I am not sure what exactly this is supposed to be a problem for.
If you take the address of a stack slot and pass that address to an unknown function, of course that function could do all sorts of hilarious things, including
memcpy or casting it to an integer, so you have to consider the address leaked – you have to do that anyway because the function could also put the address into a global variable. All of the analysis about which optimizations you can do that I did above was under the assumption that we see and know all the code where the stack slot and its address are used, so you can know that no conversion to integer is going on, by whatever means.
Yes, that is a problem. And fundamentally, I do not see a way to avoid it – casting (and maybe comparing) to an integer has big significance, because once it happens, the compiler no longer has any wiggle-room arguing about where the pointer may have escaped. These operations show that pointers literally are integers, and there is no such thing as a “secret integer that nobody knows about”.
I don’t follow. What “is okay”? Which operation would not “be okay”? /me is confused
To answer your question, “concretization” happens when a ptr-int-cast is executed. (In principle, it could be delayed, to make ptr-int-ptr-casts truly NOPs. Miri currently handles ptr-int-ptr casts without ever concretizing. But when the integer should be e.g. printed, there just is no alternative, we have to cough up an actual integer value.) Dead code never matters.

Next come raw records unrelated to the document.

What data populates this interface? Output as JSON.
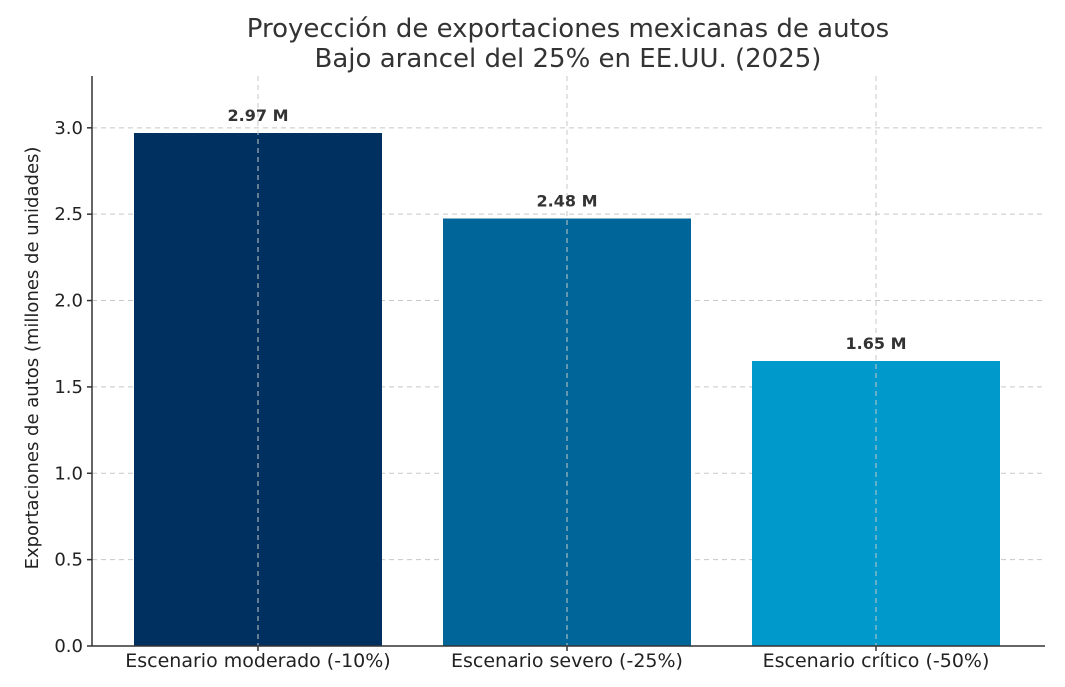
{
  "chart_data": {
    "type": "bar",
    "title_lines": [
      "Proyección de exportaciones mexicanas de autos",
      "Bajo arancel del 25% en EE.UU. (2025)"
    ],
    "ylabel": "Exportaciones de autos (millones de unidades)",
    "xlabel": "",
    "categories": [
      "Escenario moderado (-10%)",
      "Escenario severo (-25%)",
      "Escenario crítico (-50%)"
    ],
    "values": [
      2.97,
      2.475,
      1.65
    ],
    "data_labels": [
      "2.97 M",
      "2.48 M",
      "1.65 M"
    ],
    "bar_colors": [
      "#003060",
      "#006699",
      "#0099cc"
    ],
    "ylim": [
      0,
      3.3
    ],
    "y_ticks": [
      0.0,
      0.5,
      1.0,
      1.5,
      2.0,
      2.5,
      3.0
    ],
    "y_tick_labels": [
      "0.0",
      "0.5",
      "1.0",
      "1.5",
      "2.0",
      "2.5",
      "3.0"
    ],
    "grid": true
  }
}
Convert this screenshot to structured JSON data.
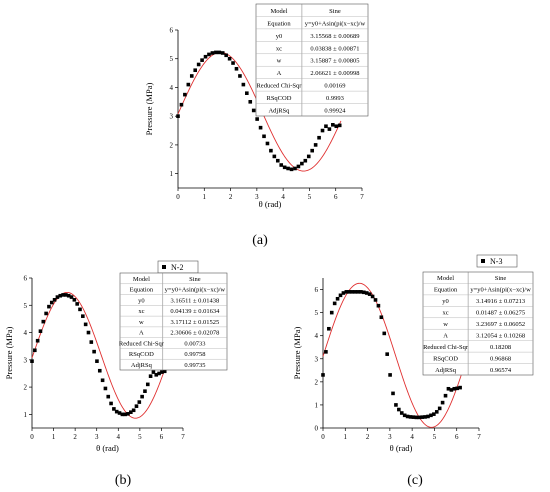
{
  "chart_data": [
    {
      "type": "scatter",
      "panel_label": "(a)",
      "legend": "",
      "xlabel": "θ (rad)",
      "ylabel": "Pressure (MPa)",
      "xlim": [
        0,
        7
      ],
      "ylim": [
        0.5,
        6
      ],
      "xticks": [
        "0",
        "1",
        "2",
        "3",
        "4",
        "5",
        "6",
        "7"
      ],
      "yticks": [
        "1",
        "2",
        "3",
        "4",
        "5",
        "6"
      ],
      "fit": {
        "y0": 3.15568,
        "xc": 0.03838,
        "w": 3.15887,
        "A": 2.06621
      },
      "fit_table": [
        [
          "Model",
          "Sine"
        ],
        [
          "Equation",
          "y=y0+Asin(pi(x−xc)/w"
        ],
        [
          "y0",
          "3.15568 ± 0.00689"
        ],
        [
          "xc",
          "0.03838 ± 0.00871"
        ],
        [
          "w",
          "3.15887 ± 0.00805"
        ],
        [
          "A",
          "2.06621 ± 0.00998"
        ],
        [
          "Reduced Chi-Sqr",
          "0.00169"
        ],
        [
          "RSqCOD",
          "0.9993"
        ],
        [
          "AdjRSq",
          "0.99924"
        ]
      ],
      "x": [
        0,
        0.1309,
        0.2618,
        0.3927,
        0.5236,
        0.6545,
        0.7854,
        0.9163,
        1.0472,
        1.1781,
        1.309,
        1.4399,
        1.5708,
        1.7017,
        1.8326,
        1.9635,
        2.0944,
        2.2253,
        2.3562,
        2.4871,
        2.618,
        2.7489,
        2.8798,
        3.0107,
        3.1416,
        3.2725,
        3.4034,
        3.5343,
        3.6652,
        3.7961,
        3.927,
        4.0579,
        4.1888,
        4.3197,
        4.4506,
        4.5815,
        4.7124,
        4.8433,
        4.9742,
        5.1051,
        5.236,
        5.3669,
        5.4978,
        5.6287,
        5.7596,
        5.8905,
        6.0214,
        6.1523
      ],
      "y": [
        3.0,
        3.4,
        3.75,
        4.1,
        4.4,
        4.6,
        4.8,
        4.95,
        5.07,
        5.15,
        5.2,
        5.22,
        5.22,
        5.2,
        5.12,
        5.0,
        4.85,
        4.65,
        4.4,
        4.1,
        3.8,
        3.5,
        3.2,
        2.9,
        2.6,
        2.3,
        2.05,
        1.8,
        1.6,
        1.45,
        1.3,
        1.22,
        1.18,
        1.15,
        1.18,
        1.25,
        1.35,
        1.45,
        1.6,
        1.8,
        2.0,
        2.25,
        2.5,
        2.65,
        2.55,
        2.7,
        2.65,
        2.68
      ]
    },
    {
      "type": "scatter",
      "panel_label": "(b)",
      "legend": "N-2",
      "xlabel": "θ (rad)",
      "ylabel": "Pressure (MPa)",
      "xlim": [
        0,
        7
      ],
      "ylim": [
        0.5,
        6
      ],
      "xticks": [
        "0",
        "1",
        "2",
        "3",
        "4",
        "5",
        "6",
        "7"
      ],
      "yticks": [
        "1",
        "2",
        "3",
        "4",
        "5",
        "6"
      ],
      "fit": {
        "y0": 3.16511,
        "xc": 0.04139,
        "w": 3.17112,
        "A": 2.30606
      },
      "fit_table": [
        [
          "Model",
          "Sine"
        ],
        [
          "Equation",
          "y=y0+Asin(pi(x−xc)/w"
        ],
        [
          "y0",
          "3.16511 ± 0.01438"
        ],
        [
          "xc",
          "0.04139 ± 0.01634"
        ],
        [
          "w",
          "3.17112 ± 0.01525"
        ],
        [
          "A",
          "2.30606 ± 0.02078"
        ],
        [
          "Reduced Chi-Sqr",
          "0.00733"
        ],
        [
          "RSqCOD",
          "0.99758"
        ],
        [
          "AdjRSq",
          "0.99735"
        ]
      ],
      "x": [
        0,
        0.1309,
        0.2618,
        0.3927,
        0.5236,
        0.6545,
        0.7854,
        0.9163,
        1.0472,
        1.1781,
        1.309,
        1.4399,
        1.5708,
        1.7017,
        1.8326,
        1.9635,
        2.0944,
        2.2253,
        2.3562,
        2.4871,
        2.618,
        2.7489,
        2.8798,
        3.0107,
        3.1416,
        3.2725,
        3.4034,
        3.5343,
        3.6652,
        3.7961,
        3.927,
        4.0579,
        4.1888,
        4.3197,
        4.4506,
        4.5815,
        4.7124,
        4.8433,
        4.9742,
        5.1051,
        5.236,
        5.3669,
        5.4978,
        5.6287,
        5.7596,
        5.8905,
        6.0214,
        6.1523
      ],
      "y": [
        2.95,
        3.35,
        3.7,
        4.05,
        4.4,
        4.7,
        4.95,
        5.1,
        5.2,
        5.3,
        5.35,
        5.38,
        5.38,
        5.35,
        5.3,
        5.2,
        5.05,
        4.85,
        4.6,
        4.3,
        4.0,
        3.65,
        3.3,
        2.95,
        2.6,
        2.25,
        1.95,
        1.65,
        1.4,
        1.2,
        1.1,
        1.05,
        1.0,
        1.0,
        1.02,
        1.08,
        1.15,
        1.3,
        1.45,
        1.65,
        1.85,
        2.1,
        2.4,
        2.55,
        2.45,
        2.5,
        2.55,
        2.58
      ]
    },
    {
      "type": "scatter",
      "panel_label": "(c)",
      "legend": "N-3",
      "xlabel": "θ (rad)",
      "ylabel": "Pressure (MPa)",
      "xlim": [
        0,
        7
      ],
      "ylim": [
        0,
        6.5
      ],
      "xticks": [
        "0",
        "1",
        "2",
        "3",
        "4",
        "5",
        "6",
        "7"
      ],
      "yticks": [
        "0",
        "1",
        "2",
        "3",
        "4",
        "5",
        "6"
      ],
      "fit": {
        "y0": 3.14916,
        "xc": 0.01487,
        "w": 3.23697,
        "A": 3.12054
      },
      "fit_table": [
        [
          "Model",
          "Sine"
        ],
        [
          "Equation",
          "y=y0+Asin(pi(x−xc)/w"
        ],
        [
          "y0",
          "3.14916 ± 0.07213"
        ],
        [
          "xc",
          "0.01487 ± 0.06275"
        ],
        [
          "w",
          "3.23697 ± 0.06052"
        ],
        [
          "A",
          "3.12054 ± 0.10268"
        ],
        [
          "Reduced Chi-Sqr",
          "0.18208"
        ],
        [
          "RSqCOD",
          "0.96868"
        ],
        [
          "AdjRSq",
          "0.96574"
        ]
      ],
      "x": [
        0,
        0.1309,
        0.2618,
        0.3927,
        0.5236,
        0.6545,
        0.7854,
        0.9163,
        1.0472,
        1.1781,
        1.309,
        1.4399,
        1.5708,
        1.7017,
        1.8326,
        1.9635,
        2.0944,
        2.2253,
        2.3562,
        2.4871,
        2.618,
        2.7489,
        2.8798,
        3.0107,
        3.1416,
        3.2725,
        3.4034,
        3.5343,
        3.6652,
        3.7961,
        3.927,
        4.0579,
        4.1888,
        4.3197,
        4.4506,
        4.5815,
        4.7124,
        4.8433,
        4.9742,
        5.1051,
        5.236,
        5.3669,
        5.4978,
        5.6287,
        5.7596,
        5.8905,
        6.0214,
        6.1523
      ],
      "y": [
        2.3,
        3.3,
        4.3,
        5.0,
        5.4,
        5.6,
        5.75,
        5.85,
        5.9,
        5.9,
        5.9,
        5.9,
        5.9,
        5.9,
        5.88,
        5.85,
        5.8,
        5.7,
        5.55,
        5.3,
        4.8,
        4.1,
        3.2,
        2.3,
        1.5,
        1.0,
        0.8,
        0.65,
        0.55,
        0.5,
        0.48,
        0.47,
        0.46,
        0.46,
        0.47,
        0.48,
        0.5,
        0.55,
        0.6,
        0.7,
        0.85,
        1.1,
        1.4,
        1.7,
        1.65,
        1.7,
        1.72,
        1.75
      ]
    }
  ]
}
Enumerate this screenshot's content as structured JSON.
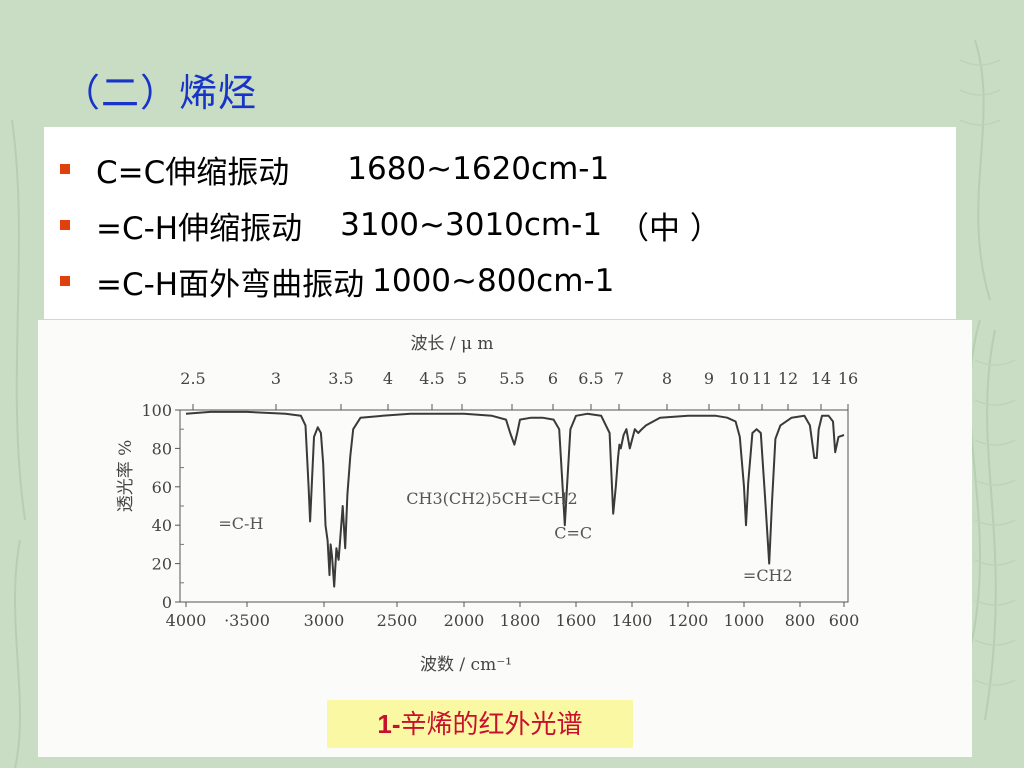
{
  "slide": {
    "title": "（二）烯烃",
    "bullets": [
      {
        "label": "C=C伸缩振动",
        "value": "1680~1620cm-1",
        "note": ""
      },
      {
        "label": "=C-H伸缩振动",
        "value": "3100~3010cm-1",
        "note": "（中 ）"
      },
      {
        "label": "=C-H面外弯曲振动",
        "value": "1000~800cm-1",
        "note": ""
      }
    ],
    "caption_prefix": "1-",
    "caption_text": "辛烯的红外光谱"
  },
  "colors": {
    "title": "#1733c8",
    "bullet_marker": "#e0400c",
    "caption_text": "#c8102e",
    "caption_bg": "#fbf8a4",
    "background": "#c9dcc4"
  },
  "chart_data": {
    "type": "line",
    "title": "",
    "top_axis_label": "波长 / μ m",
    "top_ticks": [
      "2.5",
      "3",
      "3.5",
      "4",
      "4.5",
      "5",
      "5.5",
      "6",
      "6.5",
      "7",
      "8",
      "9",
      "10",
      "11",
      "12",
      "14",
      "16"
    ],
    "xlabel": "波数 / cm⁻¹",
    "x_tick_labels": [
      "4000",
      "·3500",
      "3000",
      "2500",
      "2000",
      "1800",
      "1600",
      "1400",
      "1200",
      "1000",
      "800",
      "600"
    ],
    "ylabel": "透光率 %",
    "y_tick_labels": [
      "100",
      "80",
      "60",
      "40",
      "20",
      "0"
    ],
    "y_ticks": [
      100,
      80,
      60,
      40,
      20,
      0
    ],
    "ylim": [
      0,
      100
    ],
    "series": [
      {
        "name": "CH3(CH2)5CH=CH2",
        "points": [
          [
            4000,
            98
          ],
          [
            3800,
            99
          ],
          [
            3500,
            99
          ],
          [
            3250,
            98
          ],
          [
            3150,
            97
          ],
          [
            3120,
            92
          ],
          [
            3100,
            60
          ],
          [
            3090,
            42
          ],
          [
            3080,
            60
          ],
          [
            3065,
            86
          ],
          [
            3040,
            91
          ],
          [
            3020,
            88
          ],
          [
            3005,
            72
          ],
          [
            2990,
            40
          ],
          [
            2975,
            32
          ],
          [
            2962,
            14
          ],
          [
            2955,
            30
          ],
          [
            2945,
            24
          ],
          [
            2930,
            8
          ],
          [
            2915,
            28
          ],
          [
            2900,
            22
          ],
          [
            2890,
            32
          ],
          [
            2872,
            50
          ],
          [
            2855,
            28
          ],
          [
            2840,
            56
          ],
          [
            2820,
            76
          ],
          [
            2800,
            90
          ],
          [
            2750,
            96
          ],
          [
            2600,
            97
          ],
          [
            2400,
            98
          ],
          [
            2200,
            98
          ],
          [
            2000,
            98
          ],
          [
            1900,
            97
          ],
          [
            1850,
            95
          ],
          [
            1835,
            88
          ],
          [
            1820,
            82
          ],
          [
            1810,
            88
          ],
          [
            1800,
            95
          ],
          [
            1760,
            96
          ],
          [
            1720,
            96
          ],
          [
            1680,
            95
          ],
          [
            1660,
            90
          ],
          [
            1648,
            60
          ],
          [
            1640,
            40
          ],
          [
            1632,
            60
          ],
          [
            1620,
            90
          ],
          [
            1600,
            97
          ],
          [
            1560,
            98
          ],
          [
            1510,
            97
          ],
          [
            1480,
            88
          ],
          [
            1467,
            46
          ],
          [
            1458,
            60
          ],
          [
            1450,
            75
          ],
          [
            1445,
            82
          ],
          [
            1440,
            80
          ],
          [
            1430,
            87
          ],
          [
            1420,
            90
          ],
          [
            1408,
            80
          ],
          [
            1390,
            90
          ],
          [
            1378,
            88
          ],
          [
            1365,
            90
          ],
          [
            1350,
            92
          ],
          [
            1300,
            96
          ],
          [
            1200,
            97
          ],
          [
            1100,
            97
          ],
          [
            1060,
            96
          ],
          [
            1030,
            94
          ],
          [
            1015,
            86
          ],
          [
            1000,
            60
          ],
          [
            993,
            40
          ],
          [
            985,
            62
          ],
          [
            970,
            88
          ],
          [
            955,
            90
          ],
          [
            940,
            88
          ],
          [
            925,
            55
          ],
          [
            910,
            20
          ],
          [
            900,
            52
          ],
          [
            888,
            85
          ],
          [
            870,
            92
          ],
          [
            830,
            96
          ],
          [
            780,
            97
          ],
          [
            755,
            92
          ],
          [
            735,
            75
          ],
          [
            724,
            75
          ],
          [
            715,
            90
          ],
          [
            700,
            97
          ],
          [
            670,
            97
          ],
          [
            650,
            94
          ],
          [
            640,
            78
          ],
          [
            625,
            86
          ],
          [
            600,
            87
          ]
        ]
      }
    ],
    "annotations": [
      {
        "text": "CH3(CH2)5CH=CH2",
        "at_x": 1900,
        "at_y": 51
      },
      {
        "text": "=C-H",
        "at_x": 3550,
        "at_y": 38
      },
      {
        "text": "C=C",
        "at_x": 1610,
        "at_y": 33
      },
      {
        "text": "=CH2",
        "at_x": 915,
        "at_y": 11
      }
    ],
    "grid": true,
    "legend": "none"
  }
}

Miri, even with intptrcast in any of the variants I have mentioned, is fully “pointers are just memory locations”. There is no data being kept around about how the value was computed, only the result of the computation matters. I should clarify that I do not equate “memory location” and “integer” – in Miri, for example, a “memory location” is a pair of an allocation ID and an offset. You can cast arbitrary integer literals to pointers, but they will never, ever point to valid storage – essentially, the two namespaces of abstract and integer locations are disjoint. In intptrcast, the “integer namespace” of locations is populated on-demand, equating some range of integers with some abstract memory locations. However, not all integers correspond to an abstract memory location, and there can still be abstract memory locations that do not correspond to integers.
(Well, in principle one could go full-integer-only. But that would mean there is no such thing as a private memory location, breaking local reasoning about state and many, many optimizations.)
Right, so this is what miri currently implements – address arithmetic can never, ever move you from one allocation to another. We’d have to revisit this when intptrcast is implemented.
Absolutely, this is the kind of discussion I was hoping we could have, and it far exceeds all expectations . <3
Funny enough, much of the discussion here is not even about the topic of the thread (Types as Contracts), but about lower-level issues concerning pointer representation and casts to integers. But given that I am suggesting to take a formal take on the higher levels, it seems like a prerequisite to also have a formal idea of the lower levels – we can’t build on sand, after all.
It’s certainly related. The difference is that in this example, we know how both values are computed (they are both freshly allocated), whereas in your example, there was an old value flowing in and a new fresh value. The former provides more information and thus should be easier to handle/optimize.
Now you are surprising me again. Didn’t you write further above, in the same post, that pointer equality not being stable was “at least as surprising as a (tame) provenance model”?